Chef Healy started his career in France where he lived for five years and trained under chefs Alain Ducasse, Jean and Pierre Troisgros, Michel Guerard and Roger Verge, all recipients of France’s highest restaurant honor; a 3 star rating by the pretigious Michelin Guide.
Upon his return to the States, Patrick won critical acclaim for his cuisine at Le Saint Germain and Colette before opening his own restaurant: Champagne. As Executive Chef of The Buffalo Club, Chef Healy is recognized for revitalizing traditional American cuisine by intermingling culinary influences from regions across the country and grounding them with his respect for tradition and classical technique.
He is credited with making Los Angeles’ exclusive Buffalo Club one of the most renowned American culinary landmarks in the United States. Since the opening of The Buffalo Club, Chef Healy has received critical acclaim from The Los Angeles Times, New York Times, Gourmet Magazine amongst many prominent publications. Patrick has also received numerous prestigious awards:
Patrick received The Robert Mondavi ”Culinary Award of Excellence“, was elected to Food & Wine Magazine’s ”Honor Roll of American Chefs “and was twice voted ”Chef Of The Year”Patrick has been recognized in The Los Angeles Times “The Fabulous Fifty”, been twice awarded the Conde Nast Traveler Magazine’s ”Distinguished Restaurant Award” , twice awarded The Southern California Restaurant Writers Association’s”Four Star Circle of Fame Award”
Our story begins...
Motorcycling down a grungy industrial stretch of Olympic Boulevard in Santa Monica on a hot summer’s night in 1990, Anthony Yerkovich noticed amongst the tacquerias, body shops and razor wire an old, unlit Streamline Moderne neon sign perched on the front of a faded, single story stucco building. A dive bar.
Strolling in, he ordered a cold beer and, through the dim light, contemplated the scuffed linoleum, scarred pool table and broken plaster: the place had clearly seen better days. Yerkovich bought another beer then, shortly thereafter, the bar. He’d decided he would build a restaurant: a classic East Coast Prohibition-era speakeasy/supper club.This seemed as good a place as any.
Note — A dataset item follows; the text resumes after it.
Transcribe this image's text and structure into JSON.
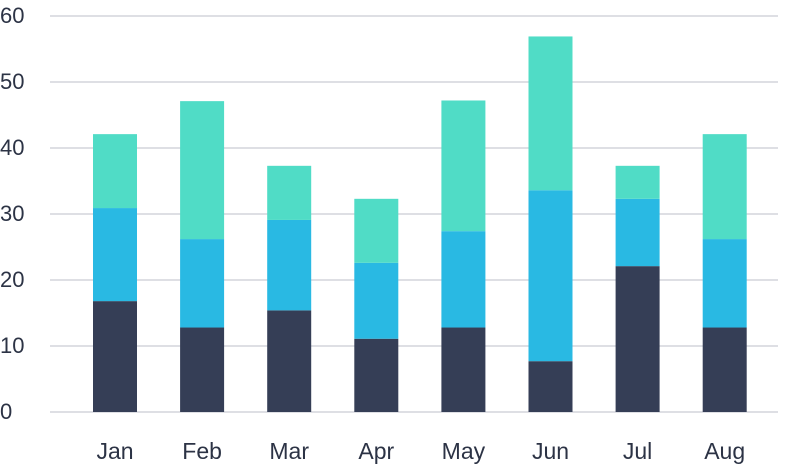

The following year, after the usual delays, construction commenced. The building was gutted, floor-to-ceiling, the exterior walls only left standing. Under the design supervision of the now internationally-renowned architects Ike and Kligerman, there slowly arose from the rubble a breathtaking Art Deco incarnation of the rookie restaurateur’s vision: custom mahogany bar and wainscoting, burgundy leather booths, coffered ceiling and Venetian plaster walls…
The next and certainly most significant move was to bring on board the acclaimed and award-winning chef Patrick Healy, who created an innovative dream menu of American regional cuisine: Yankee pot roast, biscuit-crust chicken pot pie, collard greens, fried okra, his signature pepper-crusted salmon, incomparable macaroni and cheese…a culinary grand slam.
The doors opened on October 22, 1994. The Buffalo Club was in business. And what a business it has become! Over the years The Buffalo Club has earned widespread acclaim, rave reviews and been featured in countless publications, including:
Vogue, “People like Tom Cruise, Robert DeNiro, Mick Jagger and Madonna chow down on gourmet comfort food in a 1920’s speakeasy setting.”
“What The Buffalo Club’s owner, Anthony Yerkovich, has done for Hollywood glamour dressing is the same thing he did for Armani suits when he created “Miami Vice”: he has provide a stylish setting.”
“The intimate supper club is as tastefully outfitted as a robber baron’s private railway car…One night, six of us eat our way through much of the menu, from appetizers to desserts, and there’s not a bad dish among them.”
“From day one Patrick Healy’s cooking has been a thing of gastronomic joy…Renowned for his authentic French-country cuisine (Julia Child called him the best young American toque cooking a la francaise) – Healy has rediscovered his roots and produced an all-American menu for Yerkovich’s club.”
“A place with more ease than attitude, more glow than flash.”
Which brings us to the present. A good twenty years after our doors first opened, so much around us has changed. What seems like half the film, TV, music and internet companies in L.A. have moved into our now-gentrified neighborhood, many having discovered it through their first visit to the club. Around town, countless bars and restaurants have changed ownership, chefs, management, concepts or simply gone out of business; more than a few having tried to duplicate – with mixed results – the inimitable Prohibition-era allure of a certain establishment. Trends have come and trends have gone. And yet, some things remain the same.
A decade or more before the speakeasy fad, gourmet comfort food craze, London private club vogue and mixology ubiquitousness…there was – and still is –The Buffalo Club: above the fray, under the radar, ahead of the curve.